The second effect has to do with the way stocks are priced. (I think it’s actually easier to understand this effect from the perspective of increases in interest rates. So we’ll start with that.)
Stocks are quite a bit riskier than Treasury bonds. So why do you own stocks at all, rather than just buying Treasury bonds with all of your savings? Presumably, you own stocks because you hope to earn additional returns beyond what Treasury bonds earn. That additional return that you hope to earn is known as a risk premium (i.e., additional return to compensate you for the additional risk).
The price of a stock reflects the (market’s consensus as to the) present value of the future cash flows from the stock. And the discount rate used in that present value calculation is usually something along the lines of “whatever we could earn from bonds, plus a risk premium.”

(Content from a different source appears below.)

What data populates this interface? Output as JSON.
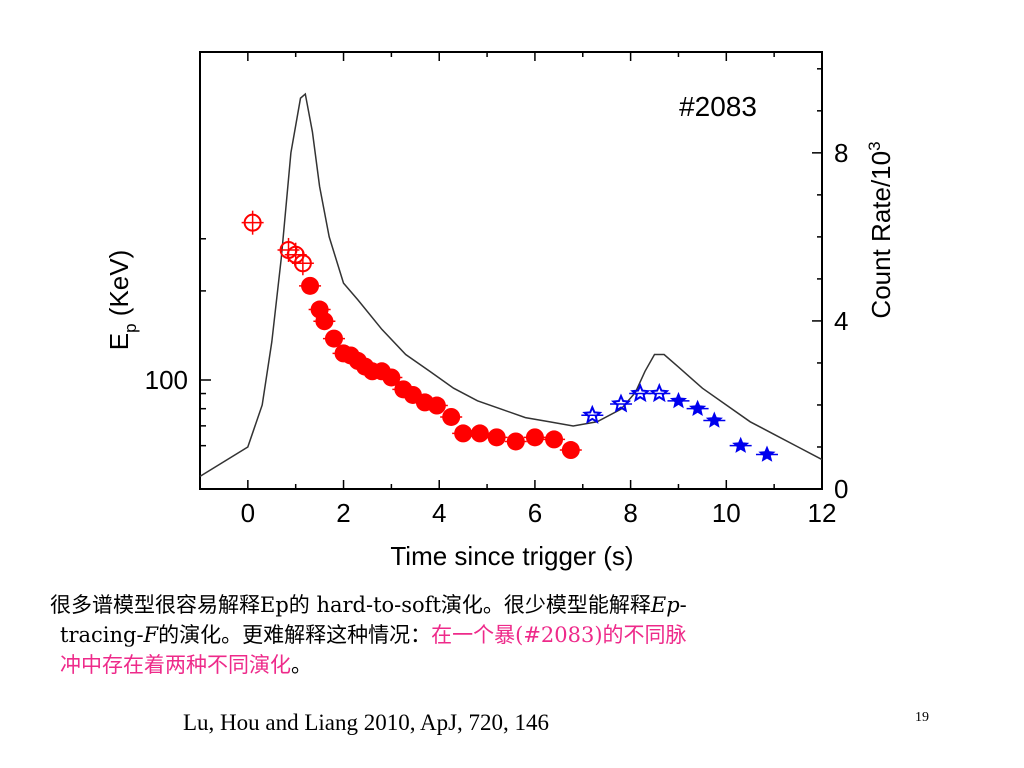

So when interest rates go up, the necessary discount rate goes up. A higher discount rate means a lower present value, which means stock prices go down.
Or you can think of it this way: imagine that TIPS yields suddenly went way up to 3%, rather than the roughly -1% range where they are right now. Maybe you had been estimating that stocks would earn a 4% real return going forward. Before, that was a 5% risk premium. But with TIPS yielding 3%, a 4% real return would only be a 1% risk premium. Maybe you decide that a 1% expected risk premium isn’t high enough to justify the additional risk from owning stocks, so you sell your stocks to buy TIPS.
Collectively, lots of people would be selling stocks to buy bonds in such a scenario. So the price of stocks would fall. When the price falls, the expected return going forward goes up (because a new buyer is paying a lower price for a given amount of dividends/earnings). And the price would continue to fall (i.e., people would keep selling stocks) until the price was low enough that the expected return was high enough to earn whatever the market collectively decided was a sufficient risk premium over bonds.
So that’s what happens when interest rates go up: it has a downward effect on stock prices.
When governments or central banks make efforts to keep interest rates low, the opposite occurs: it exerts an upward pressure on stock prices. That is, low interest rates make the alternatives to stocks not look very appealing — and that helps keep stock prices high.
To be clear though, while low interest rates have an upward effect on stock prices (i.e., they make stock prices higher than they would otherwise be, all else being equal), they do not prevent stock prices from falling. When events occur that worsen the outlook for corporate profitability, stock prices will still fall.